3. Die Überstellung an Italien ist auch tatsächlich möglich und rechtlich zulässig, die Abschiebung kann daher im Sinne des § 34a AsylG durchgeführt werden.
a) Die italienischen Behörden haben auf das Aufnahmegesuch zwar nicht geantwortet. Aber Italien ist auch in diesem Fall nach Art. Art. 22 Abs. 7 Dublin III-VO innerhalb der offenen sechsmonatigen Überstellungsfrist des Art. 29 Abs. 1 Dublin III-VO verpflichtet, die Antragstellerin aufzunehmen. Von einer Übernahmebereitschaft ist daher auszugehen. Insoweit ist die Abschiebung tatsächlich möglich.
b) Inlandsbezogene Abschiebungshindernisse, die im Rahmen einer Abschiebungsanordnung gemäß § 34a Abs. 1 Satz 1 AsylG angesichts des Wortlauts der Norm („feststeht“) von der sonst allein auf die Prüfung zielstaatsbezogener Abschiebungsverbote beschränkten Antragsgegnerin zu prüfen sind (vgl. BVerfG, B.v. 17.9.2014 – 2 BvR 732/14 – juris Rn. 11; NdsOVG, B.v. 30.1.2019 – 10 LA 21/19 – juris Rn. 10; OVG NW, U.v. 18.7.2016 – 13 A 1859/14.A – juris Rn. 125), sind nicht ersichtlich.

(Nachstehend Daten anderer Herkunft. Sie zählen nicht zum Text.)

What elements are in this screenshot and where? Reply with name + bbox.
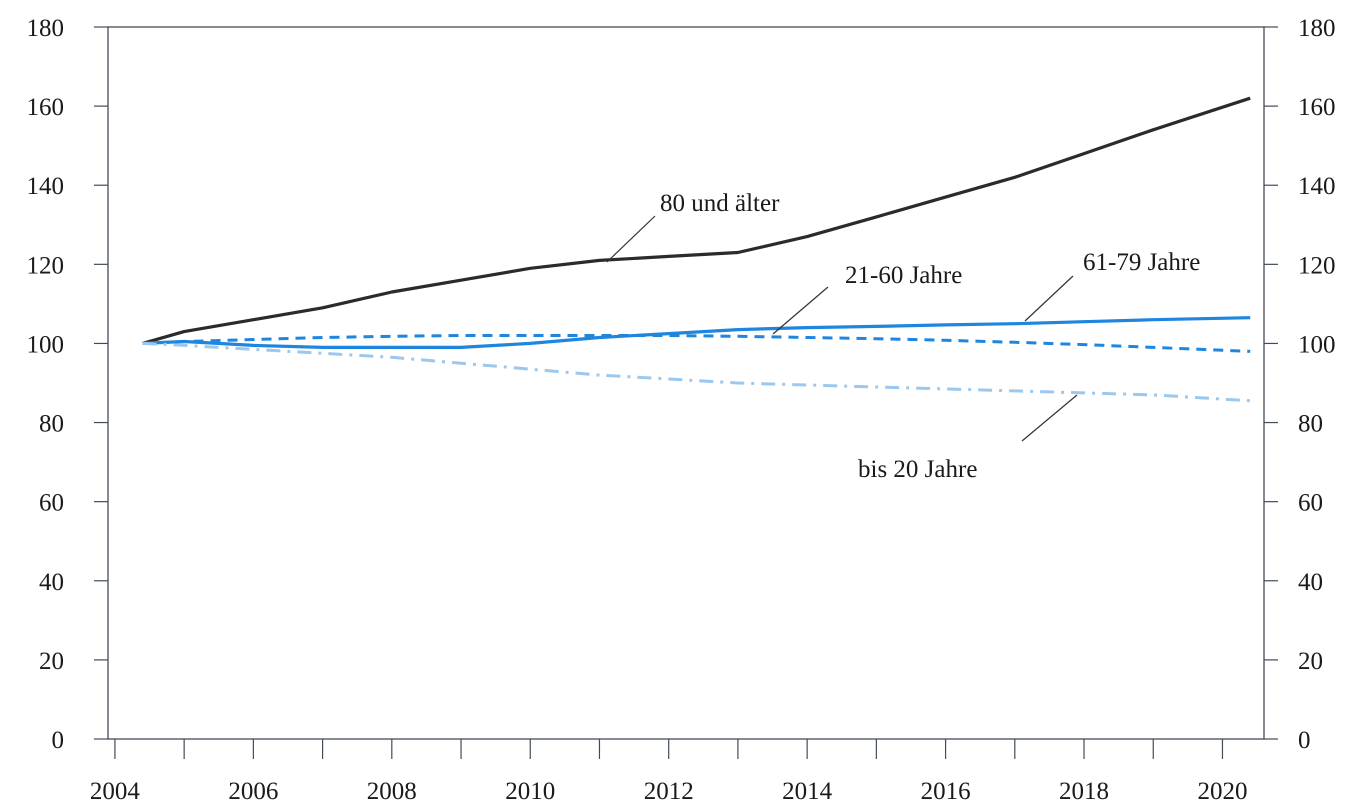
y-tick-label-right-3: 60	[1298, 490, 1323, 517]
y-tick-label-right-1: 20	[1298, 648, 1323, 675]
series-line-0	[142, 96, 1251, 345]
series-lines	[142, 96, 1251, 403]
y-tick-label-left-5: 100	[27, 331, 65, 358]
x-tick-label-0: 2004	[90, 778, 141, 805]
x-tick-label-3: 2010	[505, 778, 555, 805]
annotation-label-0: 80 und älter	[660, 190, 780, 217]
y-tick-label-right-7: 140	[1298, 173, 1336, 200]
y-tick-label-left-6: 120	[27, 252, 65, 279]
annotation-leader-1	[772, 286, 829, 335]
series-line-2	[142, 334, 1251, 353]
y-tick-label-right-5: 100	[1298, 331, 1336, 358]
x-tick-label-6: 2016	[921, 778, 971, 805]
y-tick-label-left-9: 180	[27, 15, 65, 42]
series-line-1	[142, 316, 1251, 349]
annotation-label-1: 21-60 Jahre	[845, 262, 962, 289]
x-tick-label-8: 2020	[1197, 778, 1247, 805]
x-tick-label-2: 2008	[367, 778, 417, 805]
y-tick-label-right-2: 40	[1298, 569, 1323, 596]
y-tick-label-left-4: 80	[39, 411, 64, 438]
annotation-label-3: bis 20 Jahre	[858, 456, 977, 483]
y-tick-label-left-0: 0	[52, 727, 65, 754]
annotation-label-2: 61-79 Jahre	[1083, 249, 1200, 276]
annotation-leader-0	[606, 215, 656, 263]
series-annotations: 80 und älter 21-60 Jahre 61-79 Jahre bis 20…	[606, 190, 1200, 483]
series-line-3	[142, 341, 1251, 403]
y-tick-label-left-8: 160	[27, 94, 65, 121]
annotation-leader-2	[1024, 275, 1074, 322]
y-tick-label-right-8: 160	[1298, 94, 1336, 121]
plot-border	[107, 26, 1265, 740]
y-tick-label-right-6: 120	[1298, 252, 1336, 279]
y-tick-label-right-9: 180	[1298, 15, 1336, 42]
y-tick-label-left-3: 60	[39, 490, 64, 517]
y-tick-label-left-2: 40	[39, 569, 64, 596]
x-tick-label-4: 2012	[644, 778, 694, 805]
y-tick-label-left-7: 140	[27, 173, 65, 200]
plot-frame	[107, 26, 1265, 740]
x-tick-label-1: 2006	[228, 778, 278, 805]
x-tick-label-5: 2014	[782, 778, 833, 805]
y-tick-label-right-0: 0	[1298, 727, 1311, 754]
y-tick-label-right-4: 80	[1298, 411, 1323, 438]
y-tick-label-left-1: 20	[39, 648, 64, 675]
annotation-leader-3	[1021, 394, 1078, 442]
x-tick-label-7: 2018	[1059, 778, 1109, 805]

c) Zielstaatsbezogene Abschiebungsverbote bestehen ebenfalls nicht. Es ist nicht anzunehmen, dass die Gefahr der (möglicherweise erneuten) Zwangsprostitution der Antragstellerin besteht. Es gibt zwar kriminelle Strukturen, die nigerianische Frauen zur Prostitution zwingen. Entsprechende Kulte sind ausweislich von Medienberichten und etwa eines Länderreports des Bundesamts in Europa, darunter auch in Italien und in Deutschland, aktiv (vgl. Bundesamt, Länderreport Nigeria. Menschenhandel zum Zwecke der sexuellen Ausbeutung, Stand: 6/2020). In den betroffenen Ländern gibt es entsprechende Ermittlungen. Das Problem der Ausbeutung stellt sich grundsätzlich für alle Betroffenen in allen Ländern, auch in Deutschland gleichermaßen (vgl. VG Würzburg, B.v. 24.5.2018 – Az. W 4 S 18.50226 – UA S. 11; nur in der Datenbank Milo veröffentlicht). Dass in Italien die Sicherheitsbehörden gegen diese hochkriminellen Strukturen weniger intensiv oder mit offensichtlich weniger Erfolg vorgehen, lässt sich den Erkenntnismitteln nicht entnehmen. Hinzukommt, dass die Antragstellerin nicht nur – wie das Bundesamt in seinem Vermerk vom 15. Oktober 2018 festgestellt hat – die Kontakte zu den bisherigen Verfolgern in Italien abgebrochen hat, sondern dass der seit der Einreise in die Bundesrepublik verstrichene Zeitraum von rund zweieinhalb Jahren so groß ist, dass auch bei Rückkehr in die gleiche Region in Italien nicht damit zu rechnen ist, dass für die Klägerin ein „Wiederaufleben“ der Kontakte unvermeidbar ist. Zudem ist Italien Willens und in der Lage, auch der Antragstellerin Schutz vor sexueller Ausbeutung zu gewähren.
Ein zielstaatsbezogenes Abschiebungsverbot besteht auch nicht mit Blick auf die SARS-CoV-2-Pandemie (vgl. zutreffend VG Augsburg, U.v. 10.11.2020 – Au 3 K 20.31390 – juris Rn. 30).
4. Da die Klage in der Hauptsache hinsichtlich der streitgegenständlichen Nummer 3 des Bescheids vom 16. Oktober 2018 voraussichtlich erfolglos bleiben wird, überwiegt das öffentliche Vollzugsinteresse das private Interesse der Antragstellerin an der Aussetzung der Vollziehung des streitgegenständlichen Bescheides des Bundesamtes, so dass die Anordnung der aufschiebenden Wirkung der Klage mit der Kostenfolge des § 154 Abs. 1 VwGO abzulehnen war.
Gerichtskosten werden nicht erhoben (§ 83b AsylG).
Dieser Beschluss ist unanfechtbar (§ 80 AsylG).